PhotoPets aren’t immune to holiday-related stress. Even the most easy going pup may become stressed as a result of traveling or having new guests in the house. Sometimes these situations are unavoidable during the holiday season, but pet parents can keep their pets calm by taking the chaos out of an overwhelming situation.

Diffusing stressful situations by creating a stable living environment can help prevent the onset of digestive issues, such as vomiting and/or diarrhea. Dr. Catherine Lenox, a veterinary nutritionist and Royal Canin Scientific Affairs Manager notes that gastrointestinal issues in dogs and cats are especially common during the holiday season.
 

"When there is additional stress such as house guests or boarding, as well as more food around the house – including foods that humans can eat but that are toxic to pets – there is an increased risk of gastrointestinal disturbances in our pets."

Decreasing your dog’s stress

Gastrointestinal disturbances are one indication that your pet may be stressed, but other signs include a poor appetite or decreased interactions.

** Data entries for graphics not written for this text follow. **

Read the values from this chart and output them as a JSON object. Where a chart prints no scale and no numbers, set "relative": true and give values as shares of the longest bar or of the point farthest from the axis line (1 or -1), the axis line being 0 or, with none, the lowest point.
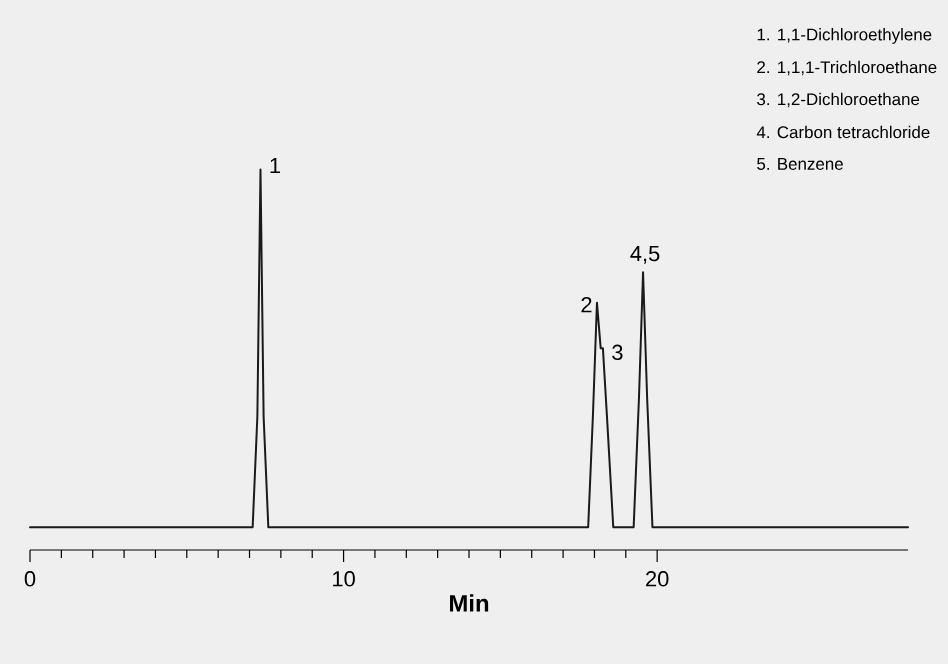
{
  "chart_data": {
    "type": "line",
    "relative": true,
    "xlabel": "**Min**",
    "color": "#1a1a1a",
    "x": [
      0,
      7.1,
      7.25,
      7.35,
      7.45,
      7.6,
      17.8,
      17.95,
      18.08,
      18.2,
      18.27,
      18.4,
      18.6,
      19.25,
      19.42,
      19.55,
      19.68,
      19.85,
      28
    ],
    "values": [
      0.06,
      0.06,
      0.35,
      1,
      0.35,
      0.06,
      0.06,
      0.35,
      0.65,
      0.53,
      0.53,
      0.35,
      0.06,
      0.06,
      0.4,
      0.73,
      0.4,
      0.06,
      0.06
    ],
    "xlim": [
      0,
      28
    ],
    "xticks": [
      0,
      10,
      20
    ],
    "tick_labels": "x",
    "grid": false,
    "annotations": [
      "1.  1,1-Dichloroethylene",
      "2.  1,1,1-Trichloroethane",
      "3.  1,2-Dichloroethane",
      "4.  Carbon tetrachloride",
      "5.  Benzene",
      {
        "text": "1",
        "x": 7.35,
        "y": 1
      },
      {
        "text": "2",
        "x": 18.08,
        "y": 0.65
      },
      {
        "text": "3",
        "x": 18.27,
        "y": 0.53
      },
      {
        "text": "4,5",
        "x": 19.55,
        "y": 0.73
      }
    ]
  }
}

An influx of holiday visitors and a busier-than-usual home can often bring about stress in pets.
 
Here are a few tips for minimizing your dog’s stress in a guest-filled environment.
  • Play with your pet beforehand. Take a break from preparing for guests and spend some quality time with your pup. Whether you take your pet for a walk or engage in a round of backyard fetch, you’ll be helping to release some energy. A well-exercised dog is more likely to take a nap after your guests have arrived.
  • Aim for calm introductions. Consider putting your pet in a room with the door closed until all your guests have arrived. You could even try putting on a video designed to help dogs relax. Then, bring your pet out on a leash and allow Fido to greet guests one at a time. But don’t try to force introductions.
  • Reward calm behavior. Keep treats handy to give your dog when he or she displays calm behavior, such as laying down. You can even offer visitors a treat to dole out as soon as your dog does the “sit-stay” command.